SENS: Get rid of it. In theory, it's not a problem, but in practice, it's an unfair mess because not all players get the same amount of TV coverage. What's more, this isn't American Idol. We shouldn't need to tap into a vast television audience to make decisions. Putting an attentive rules official (or two, or three) with every group should do the trick.

GODICH: The objective should be to get it right, so I'm all for allowing viewers to phone in alleged rules violations. Let's just put a deadline on it.

WALKER: Let viewers call in violations (it’s not like they’re deciding if the ground caused a fumble), but don’t disqualify guys for signing an incorrect scorecard if they didn’t know about the penalty when they signed their cards. That’s demented.

BAMBERGER: There could be situations where HD TV picks up on things that the naked eye does not, and the player should not be penalized for that. Graeme McDowell's situation may have been one of those. Tiger Woods's was not.

RITTER: I've never been in favor of fans phoning in to directly influence an event's outcome. That's Dancing With the Stars, not professional sports. Golfers have walking rules officials, their fellow playing partners, and their own conscience to police things. That's enough for me.

4. The AP reported that a few players privately mocked Tiger Woods' assertion last week that his ball didn't move but only oscillated when he was penalized at the BMW Championship. Has Woods lost the locker room over his rules mishaps this year?

BAMBERGER: Well, I don't know about the locker room. But he's lost me. He's put himself above the game, and he doesn't need to. He's already won.

GODICH: Tiger's actions reek of desperation. I wonder what Earl would say.

SHIPNUCK: If not yet, he’s certainly on the verge. Certainly what happened in Abu Dhabi and Augusta were honest mistakes. Woods deserves the benefit of the doubt per the drop at the Players. But his stubborn refusal to acknowledge the obvious at the BMW strains his credibility. If he’s so certain his ball merely oscillated -- which can happen on a smooth, slick green but is much more unlikely on an uneven lie among twigs -- he should have refused to accept the penalty. He would have been DQ’d but I would have respected him for taking a stand.

MORFIT: Tiger was never the warm and fuzzy type, plus he's had so much success, a little resentment was inevitable.

PASSOV: Woods' other mistakes were of the "it could happen to anybody" variety. His Masters snafu may have even earned some sympathy. Oscillate-gate, however, just doesn't seem defensible right now. He likely still has the locker room because of what he's achieved, but this one is an absolute head-scratcher.

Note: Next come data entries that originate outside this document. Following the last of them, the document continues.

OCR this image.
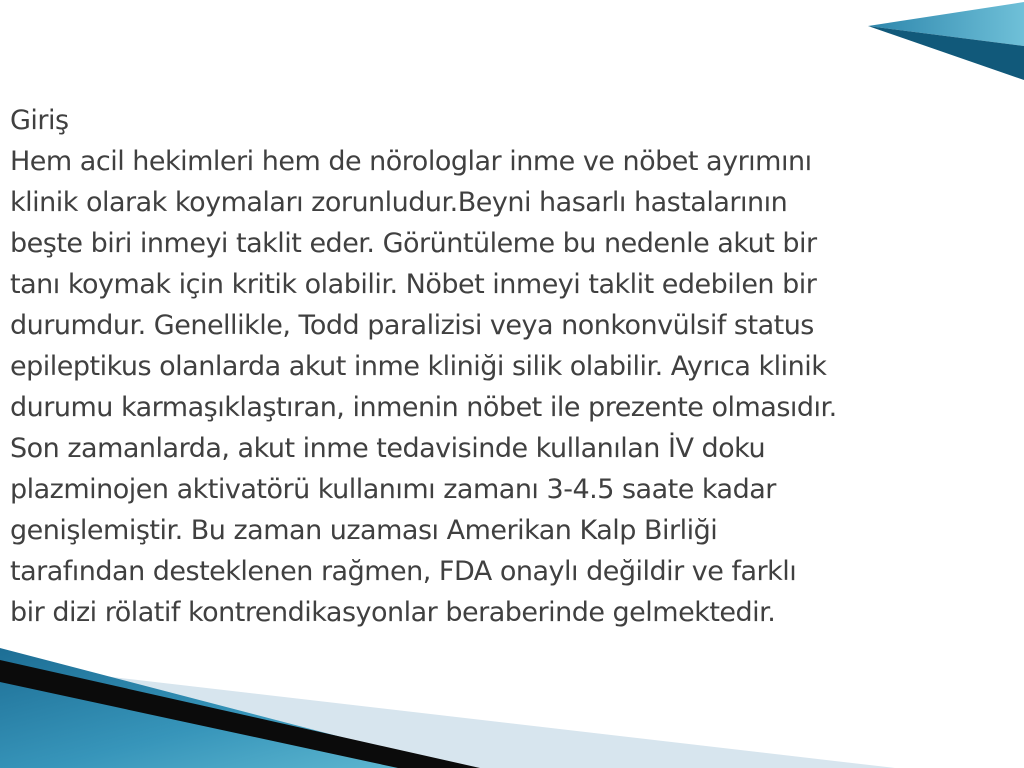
Giriş
Hem acil hekimleri hem de nörologlar inme ve nöbet ayrımını
klinik olarak koymaları zorunludur.Beyni hasarlı hastalarının
beşte biri inmeyi taklit eder. Görüntüleme bu nedenle akut bir
tanı koymak için kritik olabilir. Nöbet inmeyi taklit edebilen bir
durumdur. Genellikle, Todd paralizisi veya nonkonvülsif status
epileptikus olanlarda akut inme kliniği silik olabilir. Ayrıca klinik
durumu karmaşıklaştıran, inmenin nöbet ile prezente olmasıdır.
Son zamanlarda, akut inme tedavisinde kullanılan İV doku
plazminojen aktivatörü kullanımı zamanı 3-4.5 saate kadar
genişlemiştir. Bu zaman uzaması Amerikan Kalp Birliği
tarafından desteklenen rağmen, FDA onaylı değildir ve farklı
bir dizi rölatif kontrendikasyonlar beraberinde gelmektedir.
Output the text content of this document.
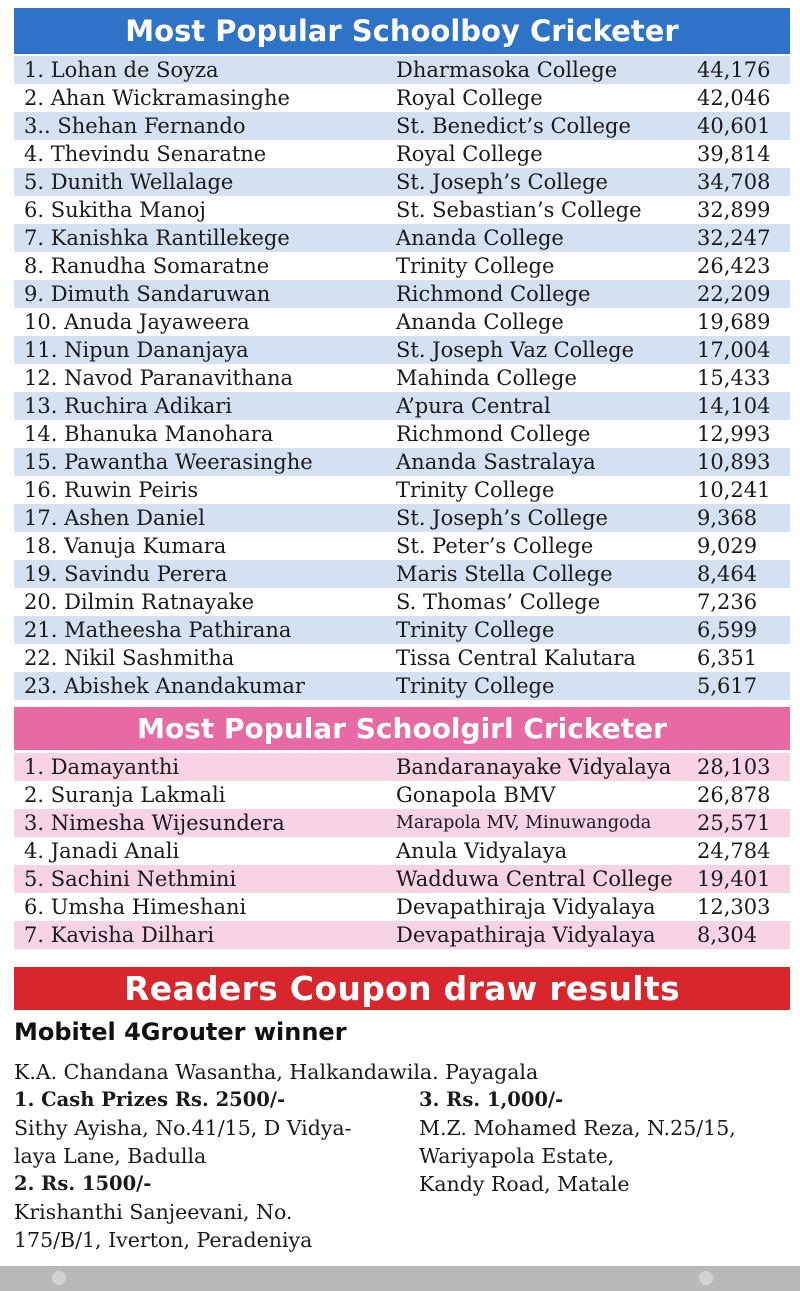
Most Popular Schoolboy Cricketer
1. Lohan de Soyza	Dharmasoka College	44,176
2. Ahan Wickramasinghe	Royal College	42,046
3.. Shehan Fernando	St. Benedict’s College	40,601
4. Thevindu Senaratne	Royal College	39,814
5. Dunith Wellalage	St. Joseph’s College	34,708
6. Sukitha Manoj	St. Sebastian’s College	32,899
7. Kanishka Rantillekege	Ananda College	32,247
8. Ranudha Somaratne	Trinity College	26,423
9. Dimuth Sandaruwan	Richmond College	22,209
10. Anuda Jayaweera	Ananda College	19,689
11. Nipun Dananjaya	St. Joseph Vaz College	17,004
12. Navod Paranavithana	Mahinda College	15,433
13. Ruchira Adikari	A’pura Central	14,104
14. Bhanuka Manohara	Richmond College	12,993
15. Pawantha Weerasinghe	Ananda Sastralaya	10,893
16. Ruwin Peiris	Trinity College	10,241
17. Ashen Daniel	St. Joseph’s College	9,368
18. Vanuja Kumara	St. Peter’s College	9,029
19. Savindu Perera	Maris Stella College	8,464
20. Dilmin Ratnayake	S. Thomas’ College	7,236
21. Matheesha Pathirana	Trinity College	6,599
22. Nikil Sashmitha	Tissa Central Kalutara	6,351
23. Abishek Anandakumar	Trinity College	5,617
Most Popular Schoolgirl Cricketer
1. Damayanthi	Bandaranayake Vidyalaya 28,103
2. Suranja Lakmali	Gonapola BMV	26,878
3. Nimesha Wijesundera	Marapola MV, Minuwangoda 25,571
4. Janadi Anali	Anula Vidyalaya	24,784
5. Sachini Nethmini	Wadduwa Central College 19,401
6. Umsha Himeshani	Devapathiraja Vidyalaya 12,303
7. Kavisha Dilhari	Devapathiraja Vidyalaya 8,304
Readers Coupon draw results
Mobitel 4Grouter winner
K.A. Chandana Wasantha, Halkandawila. Payagala
1. Cash Prizes Rs. 2500/-
Sithy Ayisha, No.41/15, D Vidya-
laya Lane, Badulla
2. Rs. 1500/-
Krishanthi Sanjeevani, No.
175/B/1, Iverton, Peradeniya
3. Rs. 1,000/-
M.Z. Mohamed Reza, N.25/15,
Wariyapola Estate,
Kandy Road, Matale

RITTER: He probably lost a few guys, but overall there's enough elder statesman in the locker room to help with damage control. I think Tiger's rules controversies from this season will fade, as long as he doesn't continue to add to them. But stubbornly arguing that his ball at the BMW didn't move-- when video replay showed it clearly did -- was easily his low point of the season.

WALKER: Probably. Golf fans are looking more closely at Tiger after his rules misadventures this year, especially the Masters non-DQ and the generous drop at the Players, and his fellow players can’t be that much different. Stricker and Furyk defended Tiger after oscillate-gate but they didn’t sound especially impassioned about the issue.

SENS: Tiger lost parts of the locker room a long time ago, so this is nothing new: just more reason to grumble for those who already had a beef with him. But what's with the private mocking? Have the guts to say it publicly.